A Call for Awareness and Education
Alongside providing medical support, Dr. Bamishe emphasized the need for widespread awareness campaigns to educate the public about the dangers of skin cancer for persons with albinism. She urged that these campaigns be taken to schools, markets, religious gatherings, and the media, where they can reach a broad audience.
“Education is key in changing mindsets and ensuring that persons with albinism are better protected,” she said. “Raising awareness about the risks of sun exposure and the importance of prevention will help save lives and reduce the incidence of skin cancer in our community.”
Dr. Bamishe also called for the inclusion of albinism-related health education in school curricula to ensure that future generations are equipped with the knowledge to protect themselves and their peers.

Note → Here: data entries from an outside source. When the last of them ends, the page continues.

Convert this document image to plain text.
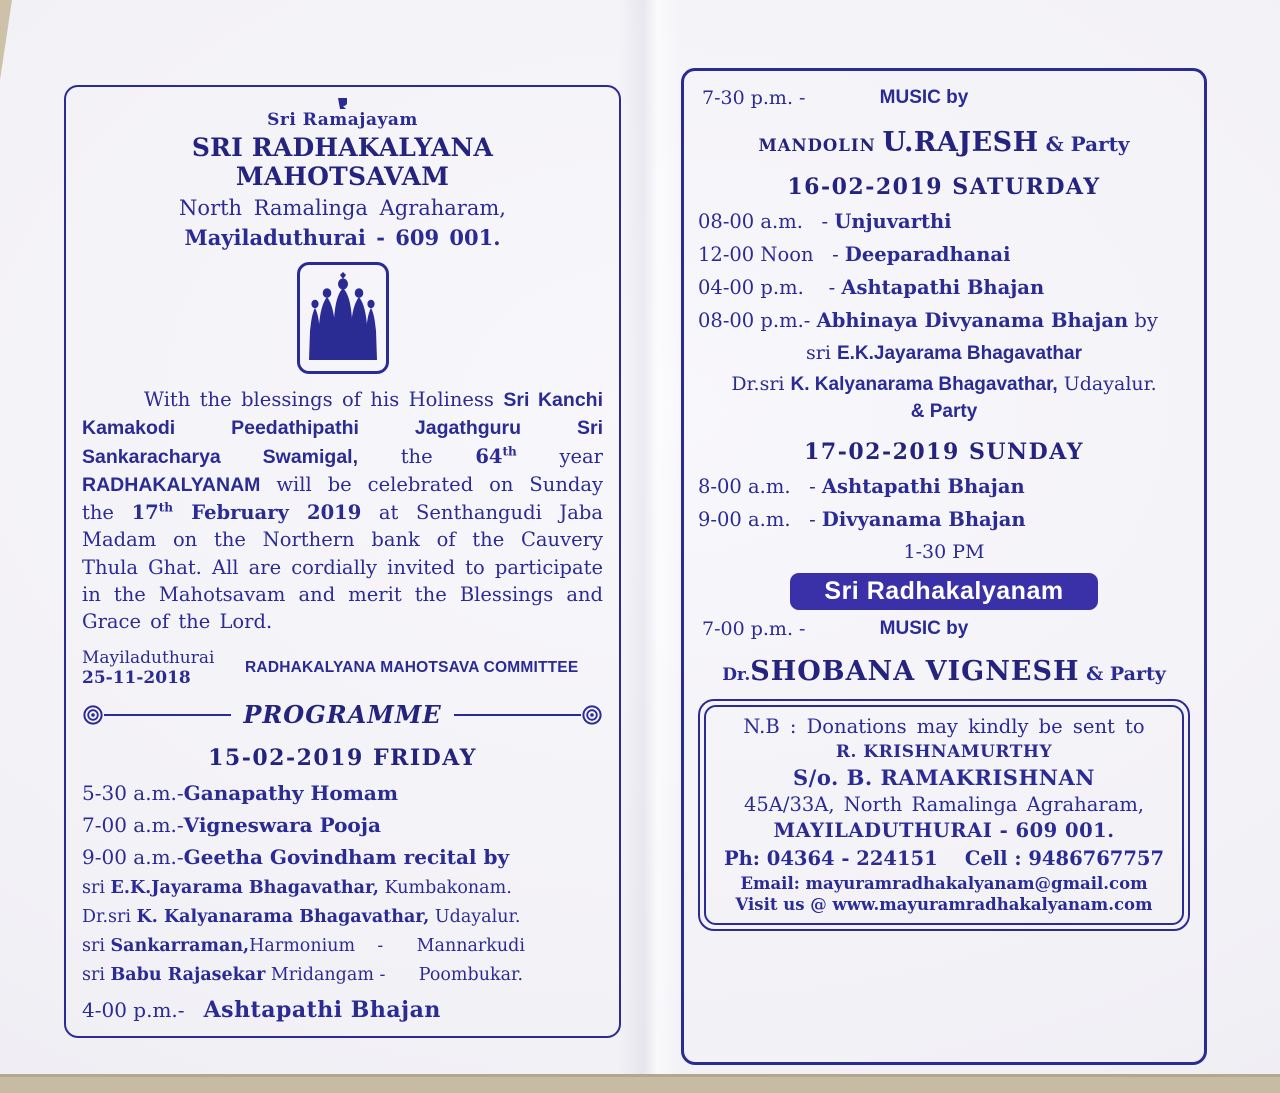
Sri Ramajayam
SRI RADHAKALYANA MAHOTSAVAM
North Ramalinga Agraharam,
Mayiladuthurai - 609 001.
With the blessings of his Holiness Sri Kanchi Kamakodi Peedathipathi Jagathguru Sri Sankaracharya Swamigal, the 64th year RADHAKALYANAM will be celebrated on Sunday the 17th February 2019 at Senthangudi Jaba Madam on the Northern bank of the Cauvery Thula Ghat. All are cordially invited to participate in the Mahotsavam and merit the Blessings and Grace of the Lord.
Mayiladuthurai
25-11-2018
RADHAKALYANA MAHOTSAVA COMMITTEE
PROGRAMME
15-02-2019 FRIDAY
5-30 a.m.-Ganapathy Homam
7-00 a.m.-Vigneswara Pooja
9-00 a.m.-Geetha Govindham recital by
sri E.K.Jayarama Bhagavathar, Kumbakonam.
Dr.sri K. Kalyanarama Bhagavathar, Udayalur.
sri Sankarraman,Harmonium    -      Mannarkudi
sri Babu Rajasekar Mridangam -      Poombukar.
4-00 p.m.-   Ashtapathi Bhajan
7-30 p.m. -	MUSIC by
MANDOLIN U.RAJESH & Party
16-02-2019 SATURDAY
08-00 a.m.   - Unjuvarthi
12-00 Noon   - Deeparadhanai
04-00 p.m.    - Ashtapathi Bhajan
08-00 p.m.- Abhinaya Divyanama Bhajan by
sri E.K.Jayarama Bhagavathar
Dr.sri K. Kalyanarama Bhagavathar, Udayalur.
& Party
17-02-2019 SUNDAY
8-00 a.m.   - Ashtapathi Bhajan
9-00 a.m.   - Divyanama Bhajan
1-30 PM
Sri Radhakalyanam
7-00 p.m. -	MUSIC by
Dr.SHOBANA VIGNESH & Party
N.B : Donations may kindly be sent to
R. KRISHNAMURTHY
S/o. B. RAMAKRISHNAN
45A/33A, North Ramalinga Agraharam,
MAYILADUTHURAI - 609 001.
Ph: 04364 - 224151    Cell : 9486767757
Email: mayuramradhakalyanam@gmail.com
Visit us @ www.mayuramradhakalyanam.com
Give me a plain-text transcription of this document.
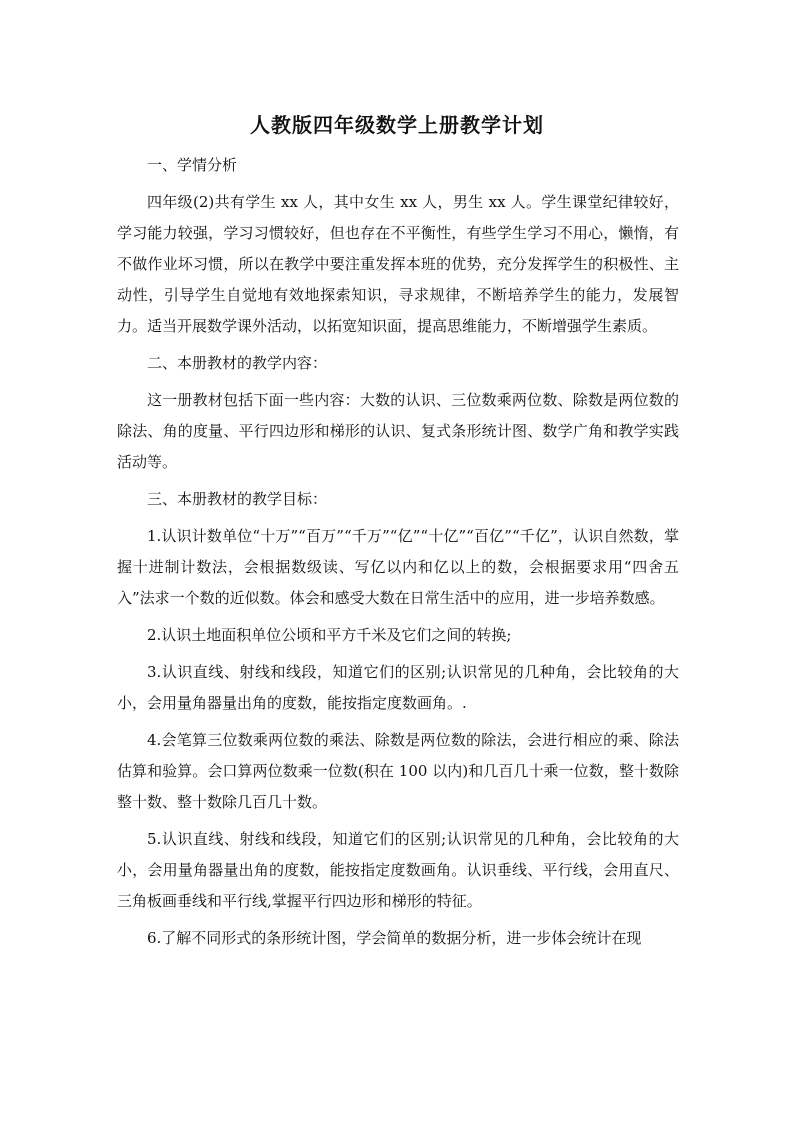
人教版四年级数学上册教学计划

一、学情分析

四年级(2)共有学生 xx 人，其中女生 xx 人，男生 xx 人。学生课堂纪律较好，学习能力较强，学习习惯较好，但也存在不平衡性，有些学生学习不用心，懒惰，有不做作业坏习惯，所以在教学中要注重发挥本班的优势，充分发挥学生的积极性、主动性，引导学生自觉地有效地探索知识，寻求规律，不断培养学生的能力，发展智力。适当开展数学课外活动，以拓宽知识面，提高思维能力，不断增强学生素质。

二、本册教材的教学内容：

这一册教材包括下面一些内容：大数的认识、三位数乘两位数、除数是两位数的除法、角的度量、平行四边形和梯形的认识、复式条形统计图、数学广角和教学实践活动等。

三、本册教材的教学目标：

1.认识计数单位“十万”“百万”“千万”“亿”“十亿”“百亿”“千亿”，认识自然数，掌握十进制计数法，会根据数级读、写亿以内和亿以上的数，会根据要求用“四舍五入”法求一个数的近似数。体会和感受大数在日常生活中的应用，进一步培养数感。

2.认识土地面积单位公顷和平方千米及它们之间的转换;

3.认识直线、射线和线段，知道它们的区别;认识常见的几种角，会比较角的大小，会用量角器量出角的度数，能按指定度数画角。.

4.会笔算三位数乘两位数的乘法、除数是两位数的除法，会进行相应的乘、除法估算和验算。会口算两位数乘一位数(积在 100 以内)和几百几十乘一位数，整十数除整十数、整十数除几百几十数。

5.认识直线、射线和线段，知道它们的区别;认识常见的几种角，会比较角的大小，会用量角器量出角的度数，能按指定度数画角。认识垂线、平行线，会用直尺、三角板画垂线和平行线,掌握平行四边形和梯形的特征。

6.了解不同形式的条形统计图，学会简单的数据分析，进一步体会统计在现
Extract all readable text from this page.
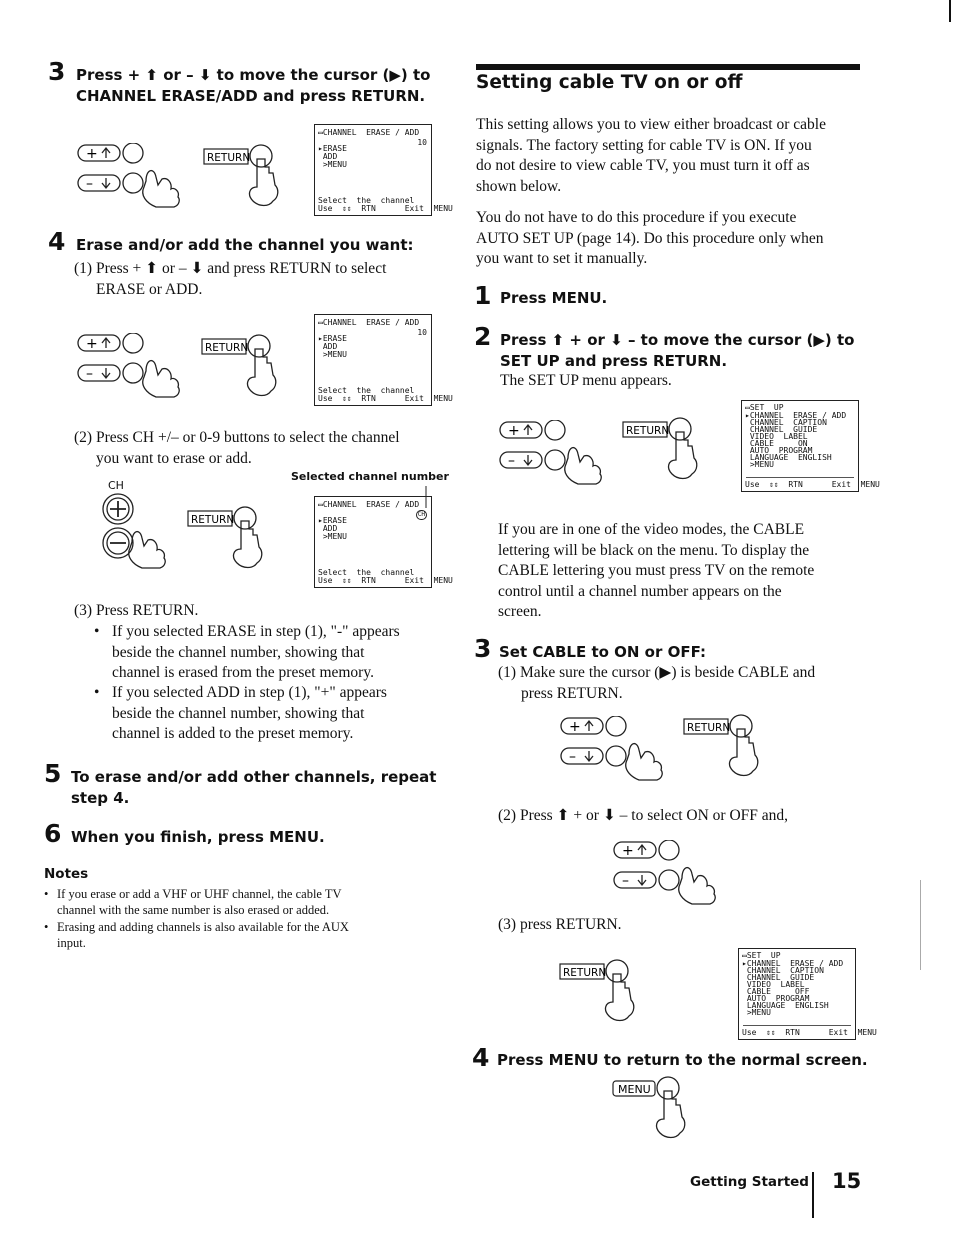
3 Press + ⬆ or – ⬇ to move the cursor (▶) to
CHANNEL ERASE/ADD and press RETURN.
+
–
RETURN
▭CHANNEL  ERASE / ADD
10
▸ERASE
ADD
>MENU
Select  the  channel
Use  ⇕⇕  RTN      Exit  MENU
4 Erase and/or add the channel you want:
(1) Press + ⬆ or – ⬇ and press RETURN to select
ERASE or ADD.
+
–
RETURN
▭CHANNEL  ERASE / ADD
10
▸ERASE
ADD
>MENU
Select  the  channel
Use  ⇕⇕  RTN      Exit  MENU
(2) Press CH +/– or 0-9 buttons to select the channel
you want to erase or add.
Selected channel number
CH
RETURN
▭CHANNEL  ERASE / ADD
CH
▸ERASE
ADD
>MENU
Select  the  channel
Use  ⇕⇕  RTN      Exit  MENU
(3) Press RETURN.
• If you selected ERASE in step (1), "-" appears
beside the channel number, showing that
channel is erased from the preset memory.
• If you selected ADD in step (1), "+" appears
beside the channel number, showing that
channel is added to the preset memory.
5 To erase and/or add other channels, repeat
step 4.
6 When you finish, press MENU.
Notes
• If you erase or add a VHF or UHF channel, the cable TV
channel with the same number is also erased or added.
• Erasing and adding channels is also available for the AUX
input.
Setting cable TV on or off
This setting allows you to view either broadcast or cable
signals. The factory setting for cable TV is ON. If you
do not desire to view cable TV, you must turn it off as
shown below.
You do not have to do this procedure if you execute
AUTO SET UP (page 14). Do this procedure only when
you want to set it manually.
1 Press MENU.
2 Press ⬆ + or ⬇ – to move the cursor (▶) to
SET UP and press RETURN.
The SET UP menu appears.
+
–
RETURN
▭SET  UP
▸CHANNEL  ERASE / ADD
CHANNEL  CAPTION
CHANNEL  GUIDE
VIDEO  LABEL
CABLE     ON
AUTO  PROGRAM
LANGUAGE  ENGLISH
>MENU
Use  ⇕⇕  RTN      Exit  MENU
If you are in one of the video modes, the CABLE
lettering will be black on the menu. To display the
CABLE lettering you must press TV on the remote
control until a channel number appears on the
screen.
3 Set CABLE to ON or OFF:
(1) Make sure the cursor (▶) is beside CABLE and
press RETURN.
+
–
RETURN
(2) Press ⬆ + or ⬇ – to select ON or OFF and,
+
–
(3) press RETURN.
RETURN
▭SET  UP
▸CHANNEL  ERASE / ADD
CHANNEL  CAPTION
CHANNEL  GUIDE
VIDEO  LABEL
CABLE     OFF
AUTO  PROGRAM
LANGUAGE  ENGLISH
>MENU
Use  ⇕⇕  RTN      Exit  MENU
4 Press MENU to return to the normal screen.
MENU
Getting Started 15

Appreciation and Gratitude
In addition to making her urgent appeal, Dr. Bamishe took a moment to express gratitude to the Nigerian government, the Executive, Legislative, and Judiciary arms, and other development partners who have supported the Albinism Association of Nigeria’s efforts. She specifically thanked the Lagos State Government for its ongoing assistance and acknowledged the contributions of the Disability Rights Fund (DRF), the AAN’s Board of Trustees, and other philanthropists.
“I want to extend my heartfelt thanks to all who have supported us in 2024,” Dr. Bamishe said. “We are deeply grateful for your unwavering support and for helping us take steps toward improving the lives of persons with albinism in Nigeria.”
She also urged Nigerians to embrace a spirit of solidarity during the New Year, calling on citizens to extend a helping hand to the albinism community. “As we enter this season of renewal, I encourage all Nigerians to be a part of the solution,” Dr. Bamishe stated. “Together, we can create a future where every individual, regardless of their color or condition, can thrive and contribute meaningfully to society.”
A Call to Action
Dr. Bamishe’s message serves as a powerful reminder of the challenges faced by persons with albinism in Nigeria and the need for immediate action. The growing skin cancer crisis is not just a medical issue—it is a social issue that demands urgent attention from the government, healthcare providers, corporate organizations, and the public.
As the albinism community continues to face this devastating health crisis, Dr. Bamishe’s appeal underscores the importance of collective responsibility in ensuring the well-being of vulnerable populations. By taking swift and decisive action, Nigeria can make a significant difference in the lives of individuals with albinism, offering them the protection and support they need to survive and thrive.
This New Year, let us stand together to protect the lives of those who need it the most. The time to act is now.